Judge Preska put a point on this policy debate by referring to “work-family tradeoffs” rather than “work-life tradeoffs.” But these are not the same thing. Family is not a substitute for life; family is a part of life, but there is more. For most people blessed with the resources to choose how to spend their time, life includes friends, the arts, physical activity, spirituality, or any of many other interests. The judge’s phrase, “work-family tradeoffs,” frames the issue as a question of trading family time for work time, implying that family is the only thing that could possibly merit time off of work. In the context of a gender discrimination case like this one, this framing is not only reductionist, it is frightening in its confinement of female employees to only two spheres: family and making a living.

Judge Preska merely outlines the policy choice of favoring mothers over other employees. She does not claim it as her own.

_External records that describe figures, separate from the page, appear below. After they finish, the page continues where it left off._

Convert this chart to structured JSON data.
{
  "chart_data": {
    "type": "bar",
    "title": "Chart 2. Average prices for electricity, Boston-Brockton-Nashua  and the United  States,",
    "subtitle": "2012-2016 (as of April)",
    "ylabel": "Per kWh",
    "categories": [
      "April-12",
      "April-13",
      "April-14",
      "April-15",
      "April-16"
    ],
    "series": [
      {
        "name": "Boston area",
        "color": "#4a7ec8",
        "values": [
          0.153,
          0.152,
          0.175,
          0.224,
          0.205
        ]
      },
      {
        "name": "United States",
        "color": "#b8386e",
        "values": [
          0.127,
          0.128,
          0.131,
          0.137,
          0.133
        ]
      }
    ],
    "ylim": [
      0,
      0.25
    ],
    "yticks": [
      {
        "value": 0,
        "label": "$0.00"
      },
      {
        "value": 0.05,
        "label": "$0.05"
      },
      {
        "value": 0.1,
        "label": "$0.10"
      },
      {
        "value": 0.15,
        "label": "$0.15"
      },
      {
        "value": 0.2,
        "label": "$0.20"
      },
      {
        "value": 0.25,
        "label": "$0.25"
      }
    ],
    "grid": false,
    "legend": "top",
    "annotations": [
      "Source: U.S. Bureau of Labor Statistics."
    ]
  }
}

But it is not a straw man: it is at the heart of many “work-life balance” criticisms of the judge’s ruling. Critics are not satisfied with the law’s requirement that employers treat women who take medical leave related to pregnancy the same as other employees who take leave for other reasons. They want pregnancy and motherhood to be privileged.

I am not on Bloomberg’s side. Expecting employees to put work above all else is a recipe for misery for all but workaholics, and an ugly manifestation of corporate greed. But putting children above all else is not the answer for everyone either.

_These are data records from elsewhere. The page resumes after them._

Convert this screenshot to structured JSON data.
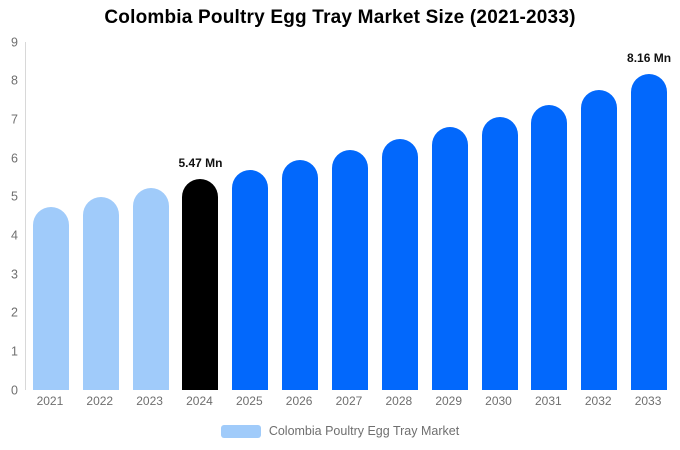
{
  "title": "Colombia Poultry Egg Tray Market Size (2021-2033)",
  "chart_data": {
    "type": "bar",
    "title": "Colombia Poultry Egg Tray Market Size (2021-2033)",
    "categories": [
      "2021",
      "2022",
      "2023",
      "2024",
      "2025",
      "2026",
      "2027",
      "2028",
      "2029",
      "2030",
      "2031",
      "2032",
      "2033"
    ],
    "values": [
      4.73,
      4.99,
      5.22,
      5.47,
      5.7,
      5.96,
      6.22,
      6.5,
      6.79,
      7.07,
      7.38,
      7.75,
      8.16
    ],
    "bar_colors": [
      "#A0CBFA",
      "#A0CBFA",
      "#A0CBFA",
      "#000000",
      "#0268FC",
      "#0268FC",
      "#0268FC",
      "#0268FC",
      "#0268FC",
      "#0268FC",
      "#0268FC",
      "#0268FC",
      "#0268FC"
    ],
    "annotations": [
      {
        "category": "2024",
        "text": "5.47 Mn"
      },
      {
        "category": "2033",
        "text": "8.16 Mn"
      }
    ],
    "xlabel": "",
    "ylabel": "",
    "ylim": [
      0,
      9
    ],
    "yticks": [
      0,
      1,
      2,
      3,
      4,
      5,
      6,
      7,
      8,
      9
    ],
    "grid": false,
    "legend_position": "bottom",
    "legend": [
      {
        "label": "Colombia Poultry Egg Tray Market",
        "color": "#A0CBFA"
      }
    ],
    "unit": "Mn"
  },
  "colors": {
    "bar_historical": "#A0CBFA",
    "bar_highlight": "#000000",
    "bar_forecast": "#0268FC",
    "axis_line": "#d8d8d8",
    "tick_text": "#6f6f6f",
    "annotation_text": "#111111",
    "title_text": "#000000",
    "background": "#ffffff"
  }
}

Judges lack the power to force employers to facilitate humane work schedules, and in a free market with more workers than jobs, employees lack the leverage to reach company- or industry-wide bargains for a better balance. At least for now, people who choose to have children will have to make trade-offs to pursue their dreams the same way that people without children do. Under the Pregnancy Discrimination Act and Judge Preska’s ruling, pregnancy and related medical conditions are not a part of that trade-off – they should have no different effect than any other medical condition.

If other “work-family” trade-offs continue to fall more heavily on mothers than fathers, they will have a discriminatory effect. The most immediate and attainable palliative is for fathers to step up and mothers to step back. As more fathers take more parental leave the stereotype of women as children’s natural caretakers will begin to erode, and if women take less leave, the stereotype that women are not as committed to their work as men are may begin to erode too. Parents who can afford for mom to take non-medical time off with the kids should not wait for the courts or the legislature to solve their childcare challenges. They should tap underutilized in-house talent instead: dads.